MATH 144: Calculus for the Physical Sciences I

Concept 7.5.1. Newton's method.

To find a root \(r\) of a differentiable function \(f(x)\) near an \(x\)-value of \(x_1\text{,}\) we apply Newton's Method. The idea is to replace the function by its linearization at \(x_1\text{,}\) and then find the \(x\)-intercept \(x_2\) of the linearization, which is a first approximation of the root of \(f(x)\text{.}\) We then repeat the process at \(x_2\text{,}\) and so on, until we reach a desired numerical precision for the root of \(f(x)\text{.}\) More precisely:

1. First we calculate \(x_2\text{,}\) the \(x\)-intercept of the tangent line of \(f\) at \((x_1,f(x_1))\) (the linearization of \(f\) at \(x_1\)).

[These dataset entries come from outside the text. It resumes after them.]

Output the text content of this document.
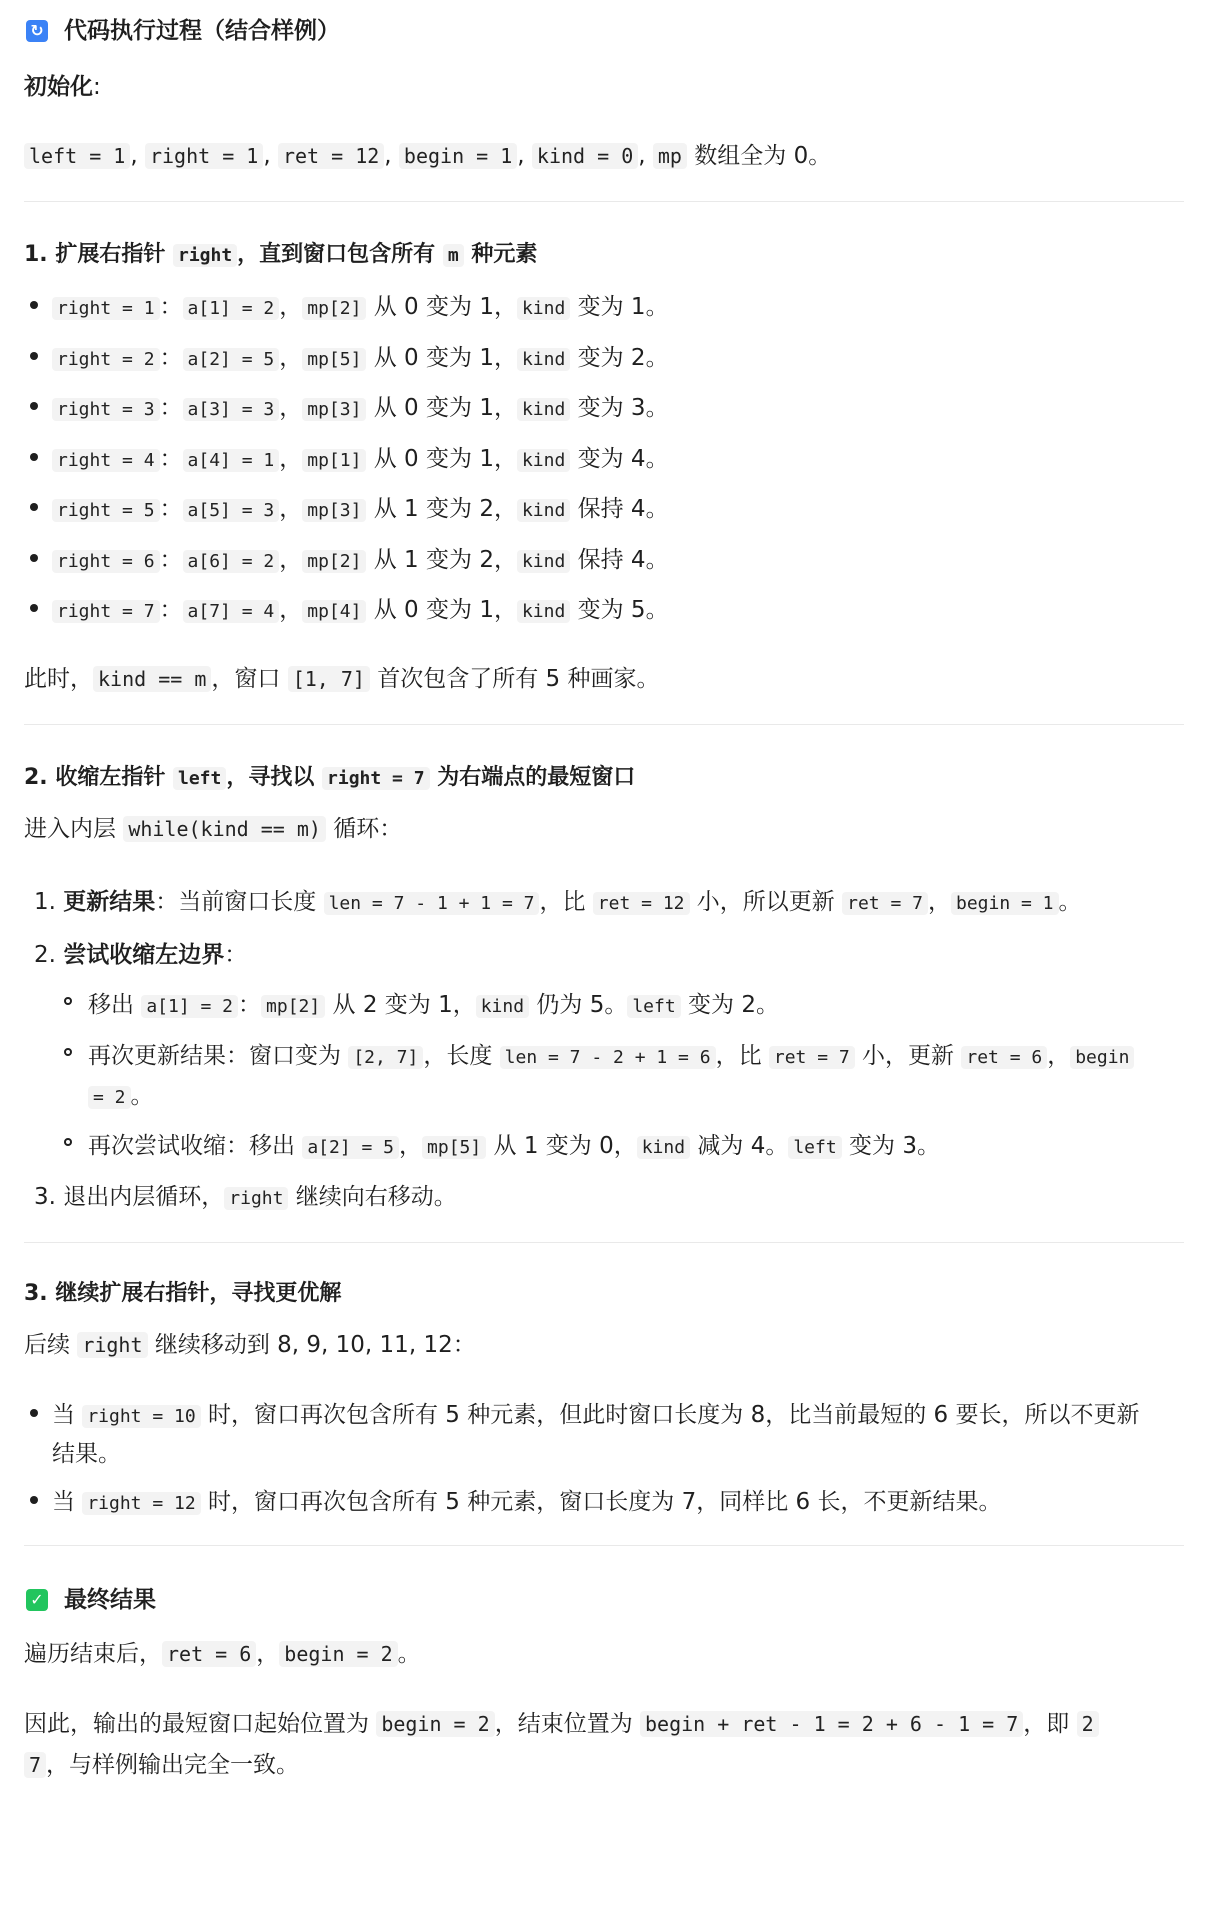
↻ 代码执行过程（结合样例）
初始化:
left = 1 , right = 1 , ret = 12 , begin = 1 , kind = 0 , mp 数组全为 0。
1. 扩展右指针 right ，直到窗口包含所有 m 种元素
right = 1 ： a[1] = 2 ， mp[2] 从 0 变为 1， kind 变为 1。
right = 2 ： a[2] = 5 ， mp[5] 从 0 变为 1， kind 变为 2。
right = 3 ： a[3] = 3 ， mp[3] 从 0 变为 1， kind 变为 3。
right = 4 ： a[4] = 1 ， mp[1] 从 0 变为 1， kind 变为 4。
right = 5 ： a[5] = 3 ， mp[3] 从 1 变为 2， kind 保持 4。
right = 6 ： a[6] = 2 ， mp[2] 从 1 变为 2， kind 保持 4。
right = 7 ： a[7] = 4 ， mp[4] 从 0 变为 1， kind 变为 5。
此时， kind == m ，窗口 [1, 7] 首次包含了所有 5 种画家。
2. 收缩左指针 left ，寻找以 right = 7 为右端点的最短窗口
进入内层 while(kind == m) 循环：
1. 更新结果：当前窗口长度 len = 7 - 1 + 1 = 7 ，比 ret = 12 小，所以更新 ret = 7 ， begin = 1 。
2. 尝试收缩左边界：
移出 a[1] = 2 ： mp[2] 从 2 变为 1， kind 仍为 5。 left 变为 2。
再次更新结果：窗口变为 [2, 7] ，长度 len = 7 - 2 + 1 = 6 ，比 ret = 7 小，更新 ret = 6 ， begin
= 2 。
再次尝试收缩：移出 a[2] = 5 ， mp[5] 从 1 变为 0， kind 减为 4。 left 变为 3。
3. 退出内层循环， right 继续向右移动。
3. 继续扩展右指针，寻找更优解
后续 right 继续移动到 8, 9, 10, 11, 12：
当 right = 10 时，窗口再次包含所有 5 种元素，但此时窗口长度为 8，比当前最短的 6 要长，所以不更新
结果。
当 right = 12 时，窗口再次包含所有 5 种元素，窗口长度为 7，同样比 6 长，不更新结果。
✓ 最终结果
遍历结束后， ret = 6 ， begin = 2 。
因此，输出的最短窗口起始位置为 begin = 2 ，结束位置为 begin + ret - 1 = 2 + 6 - 1 = 7 ，即 2
7 ，与样例输出完全一致。
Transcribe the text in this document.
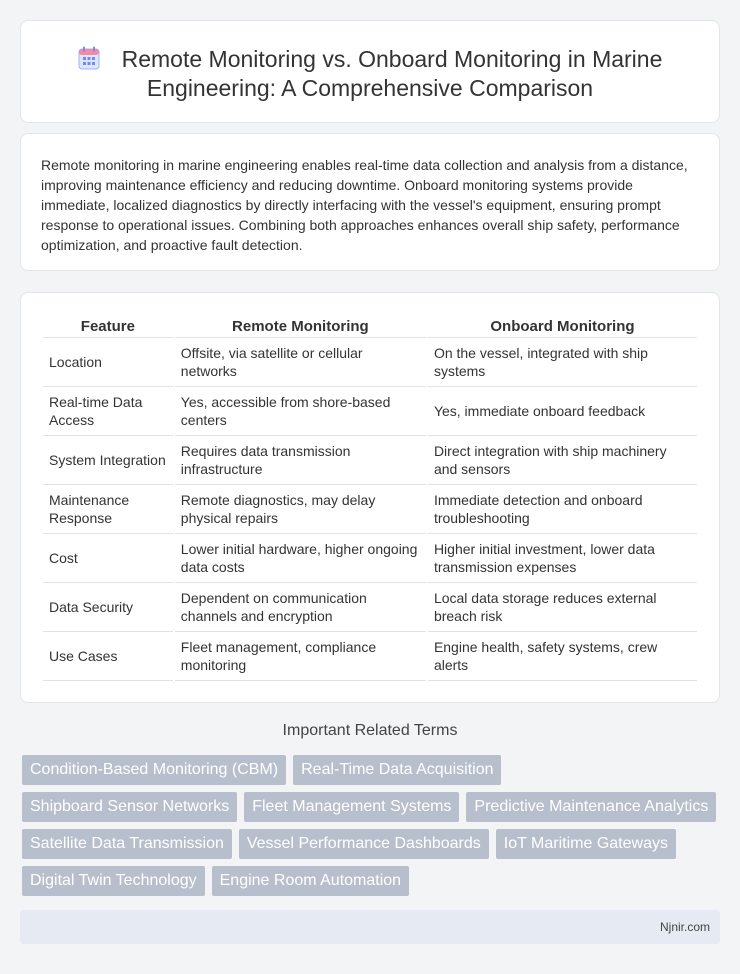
Remote Monitoring vs. Onboard Monitoring in Marine
Engineering: A Comprehensive Comparison

Remote monitoring in marine engineering enables real-time data collection and analysis from a distance, improving maintenance efficiency and reducing downtime. Onboard monitoring systems provide immediate, localized diagnostics by directly interfacing with the vessel's equipment, ensuring prompt response to operational issues. Combining both approaches enhances overall ship safety, performance optimization, and proactive fault detection.

Feature	Remote Monitoring	Onboard Monitoring
Location	Offsite, via satellite or cellular networks	On the vessel, integrated with ship systems
Real-time Data Access	Yes, accessible from shore-based centers	Yes, immediate onboard feedback
System Integration	Requires data transmission infrastructure	Direct integration with ship machinery and sensors
Maintenance Response	Remote diagnostics, may delay physical repairs	Immediate detection and onboard troubleshooting
Cost	Lower initial hardware, higher ongoing data costs	Higher initial investment, lower data transmission expenses
Data Security	Dependent on communication channels and encryption	Local data storage reduces external breach risk
Use Cases	Fleet management, compliance monitoring	Engine health, safety systems, crew alerts
Important Related Terms
Condition-Based Monitoring (CBM)	Real-Time Data Acquisition
Shipboard Sensor Networks	Fleet Management Systems	Predictive Maintenance Analytics
Satellite Data Transmission	Vessel Performance Dashboards	IoT Maritime Gateways
Digital Twin Technology	Engine Room Automation
Njnir.com
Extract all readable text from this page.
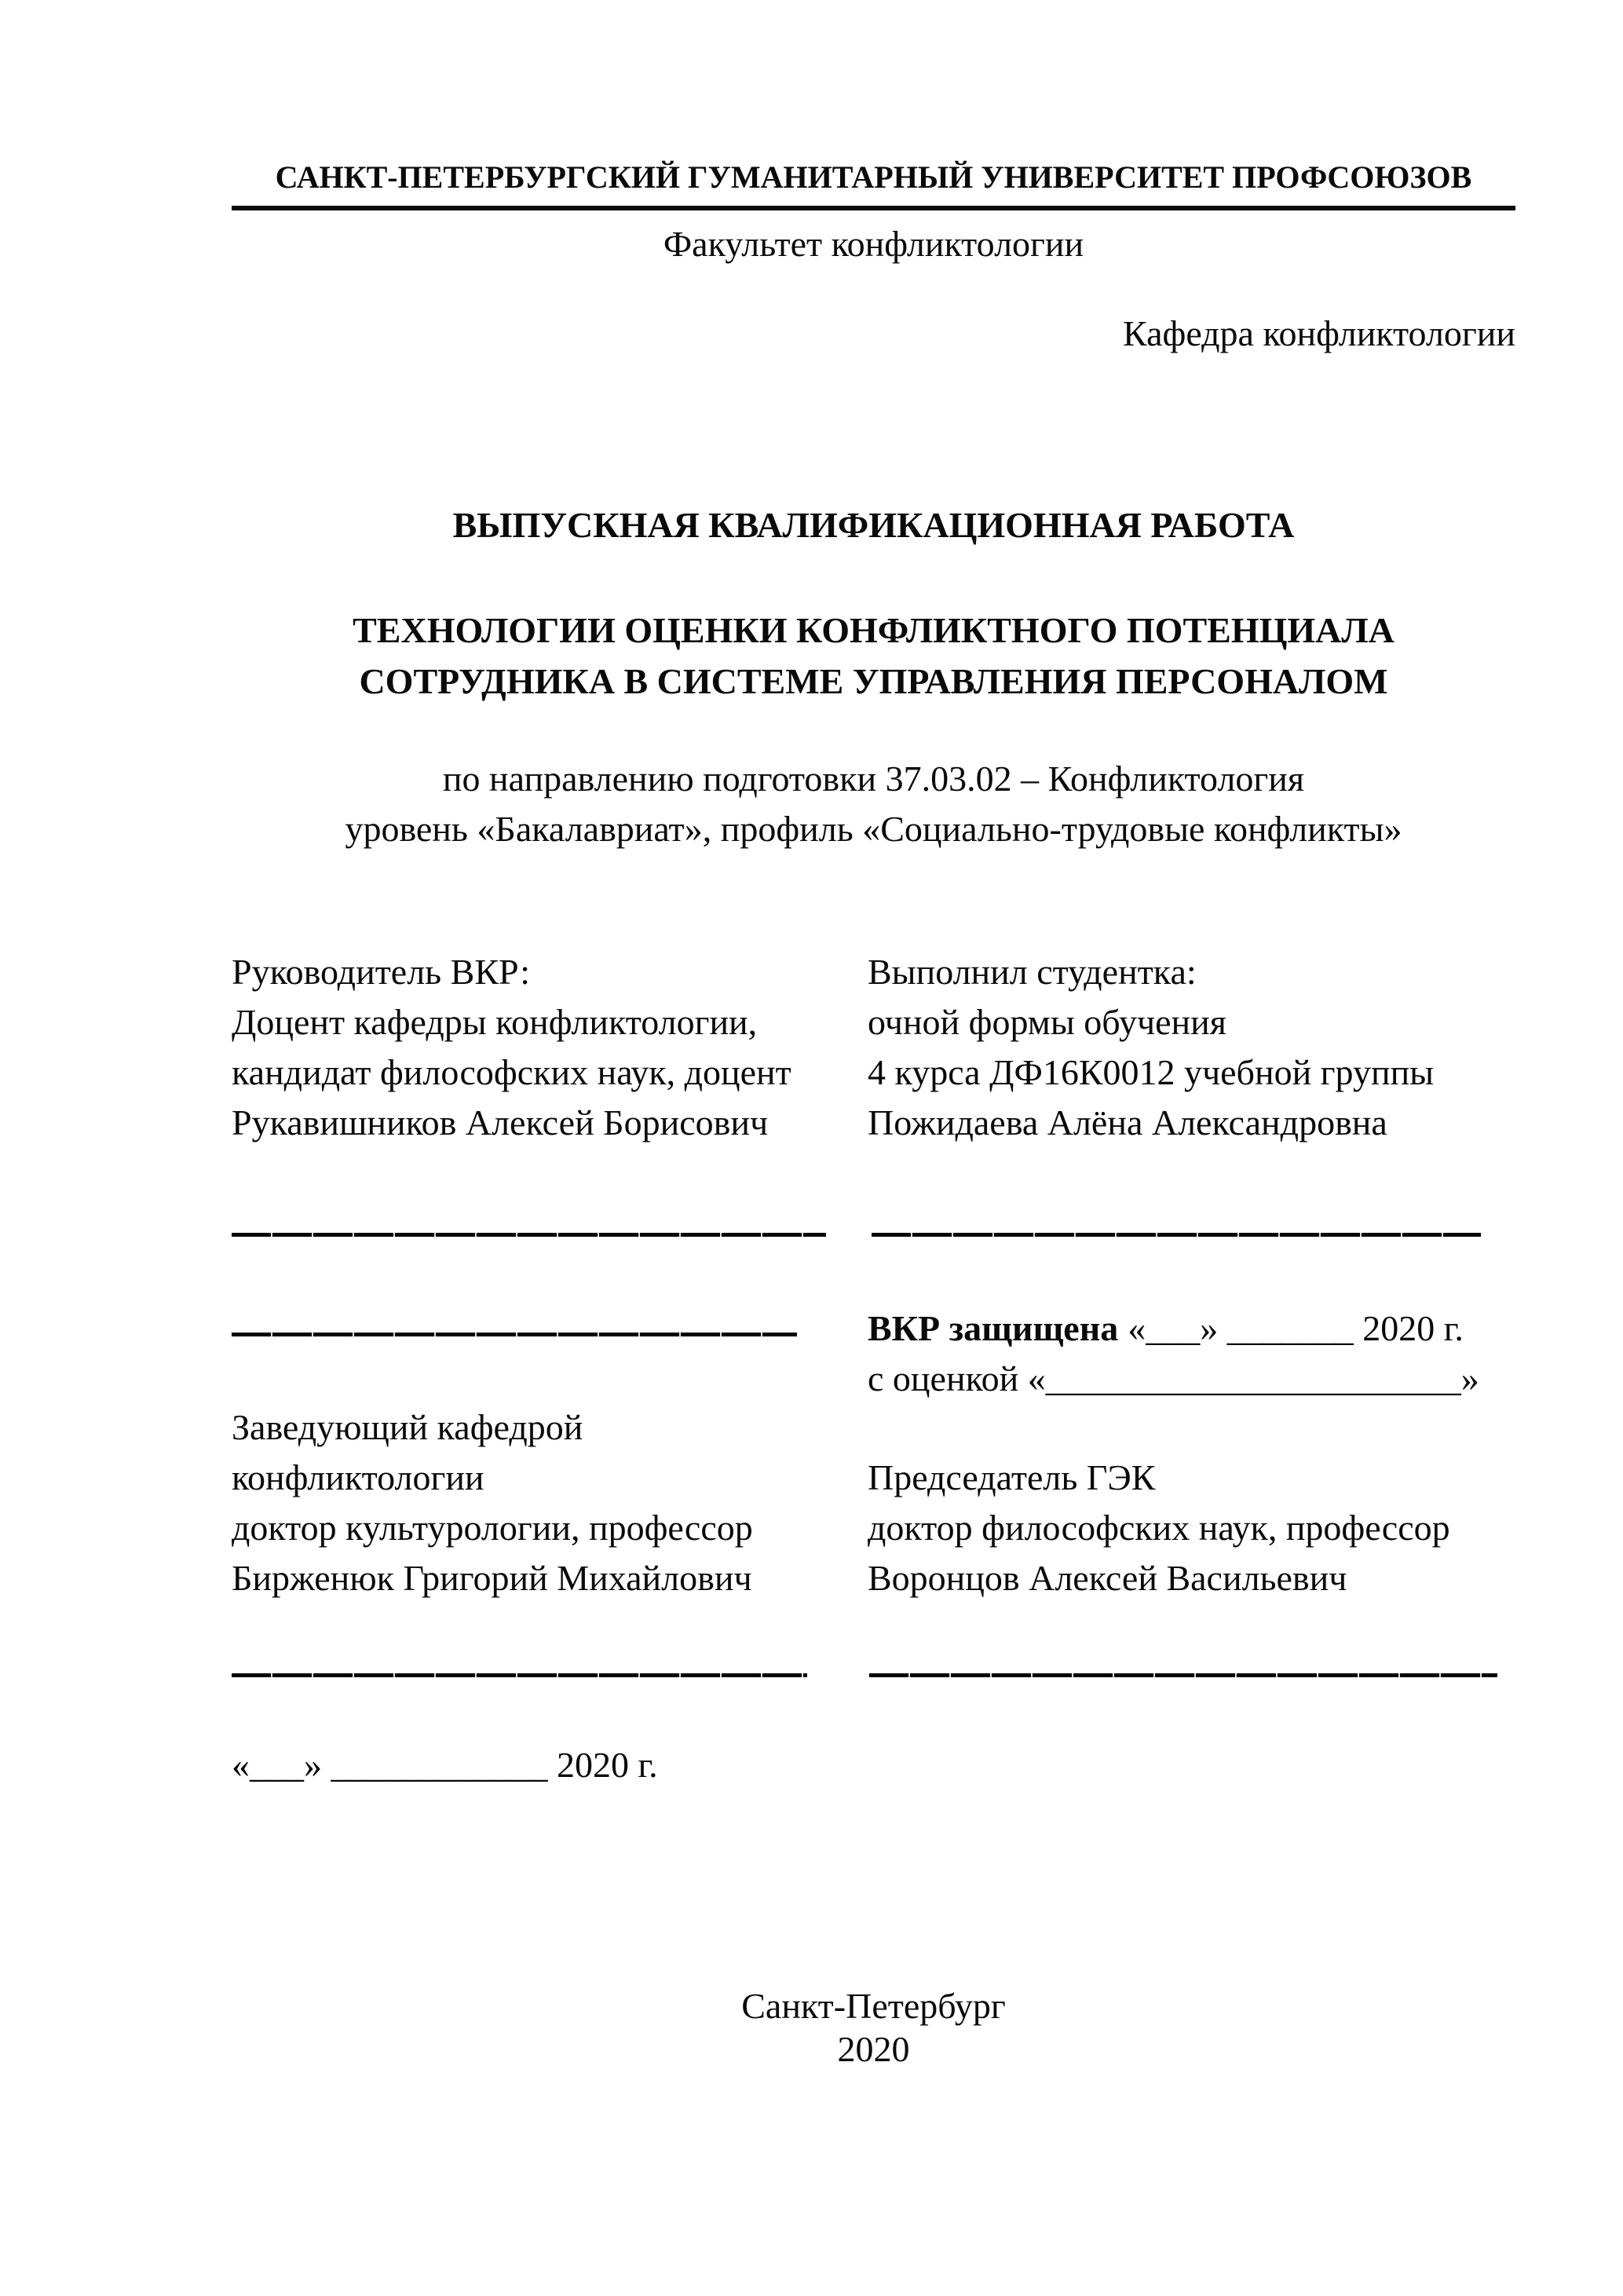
САНКТ-ПЕТЕРБУРГСКИЙ ГУМАНИТАРНЫЙ УНИВЕРСИТЕТ ПРОФСОЮЗОВ
Факультет конфликтологии
Кафедра конфликтологии
ВЫПУСКНАЯ КВАЛИФИКАЦИОННАЯ РАБОТА
ТЕХНОЛОГИИ ОЦЕНКИ КОНФЛИКТНОГО ПОТЕНЦИАЛА
СОТРУДНИКА В СИСТЕМЕ УПРАВЛЕНИЯ ПЕРСОНАЛОМ
по направлению подготовки 37.03.02 – Конфликтология
уровень «Бакалавриат», профиль «Социально-трудовые конфликты»
Руководитель ВКР:
Доцент кафедры конфликтологии,
кандидат философских наук, доцент
Рукавишников Алексей Борисович
Выполнил студентка:
очной формы обучения
4 курса ДФ16К0012 учебной группы
Пожидаева Алёна Александровна
ВКР защищена «___» _______ 2020 г.
с оценкой «_______________________»
Заведующий кафедрой
конфликтологии
доктор культурологии, профессор
Бирженюк Григорий Михайлович
Председатель ГЭК
доктор философских наук, профессор
Воронцов Алексей Васильевич
«___» ____________ 2020 г.
Санкт-Петербург
2020
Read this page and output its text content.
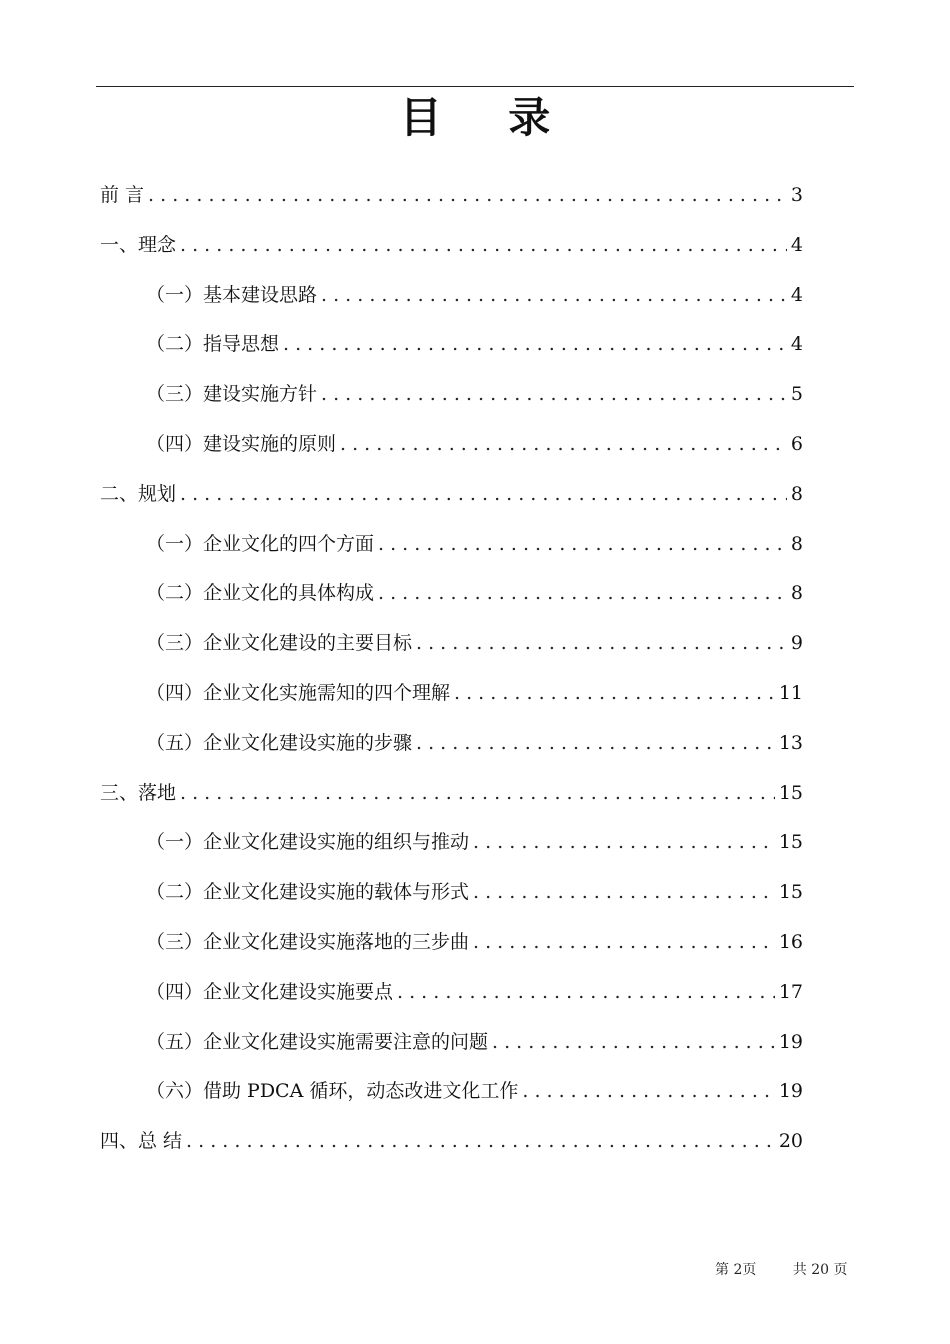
目 录
前 言 . . .	3
一、理念 . . .	4
（一）基本建设思路 . . .	4
（二）指导思想 . . .	4
（三）建设实施方针 . . .	5
（四）建设实施的原则 . . .	6
二、规划 . . .	8
（一）企业文化的四个方面 . . .	8
（二）企业文化的具体构成 . . .	8
（三）企业文化建设的主要目标 . . .	9
（四）企业文化实施需知的四个理解 . . .	11
（五）企业文化建设实施的步骤 . . .	13
三、落地 . . .	15
（一）企业文化建设实施的组织与推动 . . .	15
（二）企业文化建设实施的载体与形式 . . .	15
（三）企业文化建设实施落地的三步曲 . . .	16
（四）企业文化建设实施要点 . . .	17
（五）企业文化建设实施需要注意的问题 . . .	19
（六）借助 PDCA 循环，动态改进文化工作 . . .	19
四、总 结 . . .	20
第 2页	共 20 页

We get
   \begin{equation*} x_2=x_1-\frac{f(x_1)}{f'(x_1)}. \end{equation*}
2. Then we find \(x_3\text{,}\) the \(x\)-intercept of the tangent line of \(f\) at \((x_2,f(x_2))\text{,}\) and get
   \begin{equation*} x_3=x_2-\frac{f(x_2)}{f'(x_2)}. \end{equation*}
3. We can repeat this process as many times as desired. At each step, the \(x\)-intercept of the tangent line of \(f\) at \((x_n, f(x_n))\) is given by
   \begin{equation*} x_{n+1}=x_n-\frac{f(x_n)}{f'(x_n)}. \end{equation*}
4. If we want an answer valid for \(k\) decimal places, we stop the process when two successive values \(x_n\) and \(x_{n+1}\) have the exact same first \(k\) decimals. We conclude that \(x_{n+1}\) is then a root of \(f(x)\text{,}\) up to a precision of \(k>\) decimal places.

Note that Newton's method may sometimes converge very slowly. In fact, it can also fail, for a number of reasons, for instance if the starting point \(x_1\) is not chosen appropriately.